Among the plethora of metrics that shine light on the housing market’s pulse, builder permit counts are an excellent gauge of healthiness. The significant decline from 2,954 permits in 2018 to 1,650 in 2019 paints a strong picture — one that is highly indicative of the profound effects of COVID. Supply chains struggled and building product companies grappled with tight constraints which ultimately hindered the flow of new projects. The tightening grip on deal flow underscored the deep reality; builders faced new hurdles in securing permits. New permits and new construction serve as a pillar for economic activity, job creation, and a vast array of other things. This 44% year-over-year represented a bottleneck which throttled progress and heightened the problem of housing shortage.

Boulder County also saw a plummet in net migration — the number of households moving into the county less the number moving out. Specifically, it dropped from 1,893 in 2018 to a mere 245 in 2019. This drastic change coupled with the rise in vacancy and the drop in permits can heavily upset the fragile balance of supply and demand. With fewer households relocating to the county and construction activity diminishing, economic growth and community development is stifled.

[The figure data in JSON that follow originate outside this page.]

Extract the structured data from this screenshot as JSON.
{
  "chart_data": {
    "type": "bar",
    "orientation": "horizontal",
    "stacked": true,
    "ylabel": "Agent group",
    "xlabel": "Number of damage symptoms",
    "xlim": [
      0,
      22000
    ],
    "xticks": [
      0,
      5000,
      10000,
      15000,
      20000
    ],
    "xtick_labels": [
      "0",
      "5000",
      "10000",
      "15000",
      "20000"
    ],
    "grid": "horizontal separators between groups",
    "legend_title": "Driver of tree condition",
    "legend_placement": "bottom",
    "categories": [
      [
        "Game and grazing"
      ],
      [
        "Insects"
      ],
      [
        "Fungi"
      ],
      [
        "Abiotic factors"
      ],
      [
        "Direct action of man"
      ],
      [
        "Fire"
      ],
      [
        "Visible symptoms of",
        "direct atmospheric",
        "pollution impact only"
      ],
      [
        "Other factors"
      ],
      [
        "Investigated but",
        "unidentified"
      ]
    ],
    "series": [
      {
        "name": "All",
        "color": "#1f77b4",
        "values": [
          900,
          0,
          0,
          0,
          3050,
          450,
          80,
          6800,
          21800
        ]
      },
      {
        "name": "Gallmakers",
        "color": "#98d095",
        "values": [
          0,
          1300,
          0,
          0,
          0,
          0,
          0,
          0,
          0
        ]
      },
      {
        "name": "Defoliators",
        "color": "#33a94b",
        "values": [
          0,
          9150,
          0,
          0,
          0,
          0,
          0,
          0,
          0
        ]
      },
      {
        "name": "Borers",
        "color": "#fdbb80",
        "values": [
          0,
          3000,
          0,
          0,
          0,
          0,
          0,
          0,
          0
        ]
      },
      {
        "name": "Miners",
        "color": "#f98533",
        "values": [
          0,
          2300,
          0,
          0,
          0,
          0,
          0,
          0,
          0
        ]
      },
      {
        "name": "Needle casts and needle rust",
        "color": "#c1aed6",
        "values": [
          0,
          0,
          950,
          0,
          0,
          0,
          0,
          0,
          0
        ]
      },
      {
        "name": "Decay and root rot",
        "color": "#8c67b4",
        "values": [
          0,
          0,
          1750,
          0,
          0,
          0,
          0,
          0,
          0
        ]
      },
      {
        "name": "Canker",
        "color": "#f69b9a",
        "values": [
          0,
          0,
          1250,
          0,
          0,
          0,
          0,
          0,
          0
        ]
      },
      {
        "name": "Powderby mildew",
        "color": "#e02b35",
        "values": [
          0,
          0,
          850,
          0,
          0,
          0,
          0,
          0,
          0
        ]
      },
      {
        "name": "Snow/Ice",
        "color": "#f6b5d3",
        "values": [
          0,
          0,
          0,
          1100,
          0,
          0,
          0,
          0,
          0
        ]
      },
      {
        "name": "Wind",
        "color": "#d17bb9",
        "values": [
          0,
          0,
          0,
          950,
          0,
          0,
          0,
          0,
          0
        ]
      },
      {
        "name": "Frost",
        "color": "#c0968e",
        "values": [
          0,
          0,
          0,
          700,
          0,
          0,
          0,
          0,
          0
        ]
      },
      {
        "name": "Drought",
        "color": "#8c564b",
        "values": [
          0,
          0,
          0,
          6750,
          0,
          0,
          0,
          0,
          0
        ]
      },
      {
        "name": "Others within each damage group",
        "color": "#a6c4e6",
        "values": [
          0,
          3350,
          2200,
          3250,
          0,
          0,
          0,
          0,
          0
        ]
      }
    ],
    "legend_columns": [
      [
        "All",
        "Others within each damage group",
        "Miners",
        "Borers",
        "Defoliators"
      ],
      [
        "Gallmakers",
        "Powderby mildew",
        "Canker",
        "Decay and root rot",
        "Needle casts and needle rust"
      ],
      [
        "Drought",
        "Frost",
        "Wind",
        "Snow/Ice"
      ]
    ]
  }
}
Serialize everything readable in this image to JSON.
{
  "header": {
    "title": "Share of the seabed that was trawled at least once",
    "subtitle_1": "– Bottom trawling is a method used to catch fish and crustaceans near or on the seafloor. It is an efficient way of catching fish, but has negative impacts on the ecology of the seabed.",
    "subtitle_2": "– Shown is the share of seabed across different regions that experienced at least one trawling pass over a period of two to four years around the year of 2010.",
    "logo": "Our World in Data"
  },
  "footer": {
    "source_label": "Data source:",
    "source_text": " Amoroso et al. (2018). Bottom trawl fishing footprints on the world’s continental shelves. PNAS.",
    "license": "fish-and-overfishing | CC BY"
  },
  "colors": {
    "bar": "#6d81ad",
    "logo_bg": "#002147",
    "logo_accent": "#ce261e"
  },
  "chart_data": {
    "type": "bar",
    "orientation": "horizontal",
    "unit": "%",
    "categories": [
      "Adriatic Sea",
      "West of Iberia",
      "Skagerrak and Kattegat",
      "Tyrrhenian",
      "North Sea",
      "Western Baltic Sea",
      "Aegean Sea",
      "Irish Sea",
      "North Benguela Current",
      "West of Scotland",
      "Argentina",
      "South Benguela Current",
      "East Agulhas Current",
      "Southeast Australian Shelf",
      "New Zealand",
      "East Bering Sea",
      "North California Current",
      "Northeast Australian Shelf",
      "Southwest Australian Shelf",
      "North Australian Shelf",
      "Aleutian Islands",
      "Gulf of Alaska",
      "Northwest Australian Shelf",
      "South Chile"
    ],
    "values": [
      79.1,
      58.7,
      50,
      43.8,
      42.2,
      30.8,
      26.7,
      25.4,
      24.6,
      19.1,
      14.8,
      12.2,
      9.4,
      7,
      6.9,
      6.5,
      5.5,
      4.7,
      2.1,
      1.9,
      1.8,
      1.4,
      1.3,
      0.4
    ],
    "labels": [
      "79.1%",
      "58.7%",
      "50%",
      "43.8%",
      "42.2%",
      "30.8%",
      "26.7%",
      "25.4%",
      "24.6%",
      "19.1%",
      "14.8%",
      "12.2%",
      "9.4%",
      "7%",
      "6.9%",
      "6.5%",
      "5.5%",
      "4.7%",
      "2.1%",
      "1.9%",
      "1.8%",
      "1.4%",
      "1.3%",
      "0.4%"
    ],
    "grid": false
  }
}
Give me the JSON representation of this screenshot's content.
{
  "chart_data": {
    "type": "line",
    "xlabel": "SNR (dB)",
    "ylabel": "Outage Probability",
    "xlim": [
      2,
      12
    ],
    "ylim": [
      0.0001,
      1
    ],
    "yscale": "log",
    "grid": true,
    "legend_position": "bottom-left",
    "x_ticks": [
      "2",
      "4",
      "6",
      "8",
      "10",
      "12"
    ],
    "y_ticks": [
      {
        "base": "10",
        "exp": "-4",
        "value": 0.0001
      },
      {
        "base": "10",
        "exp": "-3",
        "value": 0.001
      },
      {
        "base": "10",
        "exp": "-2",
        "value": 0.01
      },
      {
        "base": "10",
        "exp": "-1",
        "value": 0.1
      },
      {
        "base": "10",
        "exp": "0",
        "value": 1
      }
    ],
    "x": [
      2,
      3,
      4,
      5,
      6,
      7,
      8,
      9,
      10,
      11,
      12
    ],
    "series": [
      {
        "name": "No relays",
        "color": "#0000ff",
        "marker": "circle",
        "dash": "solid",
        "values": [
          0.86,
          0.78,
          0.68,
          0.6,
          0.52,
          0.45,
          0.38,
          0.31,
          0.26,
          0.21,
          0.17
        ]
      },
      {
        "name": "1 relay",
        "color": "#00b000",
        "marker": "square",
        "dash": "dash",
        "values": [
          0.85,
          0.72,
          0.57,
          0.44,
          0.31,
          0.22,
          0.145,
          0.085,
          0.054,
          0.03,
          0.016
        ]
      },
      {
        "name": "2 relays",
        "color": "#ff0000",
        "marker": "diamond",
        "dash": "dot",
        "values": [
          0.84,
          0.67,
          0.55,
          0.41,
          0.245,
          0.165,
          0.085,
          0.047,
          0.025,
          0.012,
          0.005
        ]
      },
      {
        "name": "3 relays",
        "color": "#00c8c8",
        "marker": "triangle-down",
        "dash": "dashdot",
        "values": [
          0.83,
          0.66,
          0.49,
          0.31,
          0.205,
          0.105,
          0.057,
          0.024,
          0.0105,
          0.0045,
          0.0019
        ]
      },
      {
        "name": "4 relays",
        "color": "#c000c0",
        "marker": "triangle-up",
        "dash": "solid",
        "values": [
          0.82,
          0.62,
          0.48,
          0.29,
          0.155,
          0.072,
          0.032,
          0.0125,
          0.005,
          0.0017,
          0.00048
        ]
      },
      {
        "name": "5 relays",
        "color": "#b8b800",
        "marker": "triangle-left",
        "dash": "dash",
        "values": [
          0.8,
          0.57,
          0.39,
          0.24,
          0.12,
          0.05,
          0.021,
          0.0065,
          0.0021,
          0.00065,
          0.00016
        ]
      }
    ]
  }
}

Amidst the hectic fluctuations in vacancy rates, building permits, and net migration — household size remained remarkably unchanged. Spanning from 2017 to 2020, the average household size in Boulder County held steady at 2.38. While one might expect shifts in household size as a response to events such as a pandemic, Boulder County showed stability in this area.

Conclusion

In conclusion, this analysis of demographic shifts and housing market effects has shown insights into the changes effecting the nation and our town of Boulder. From shifts in population growth and income distribution to fluctuations in vacancy rates and building permits, the relationships between demographic trends and housing market metrics reveal a complex web that works to shape the foundation of our communities. As the nation and places like Boulder work to navigate this new post-pandemic world, understanding these dynamics becomes increasingly crucial for policymakers, urban planners, and stakeholders alike. By recognizing and understanding the evolving needs and preferences of residents and aligning housing policies and investments accordingly, we can strive to create more resilient, equitable, and vibrant communities.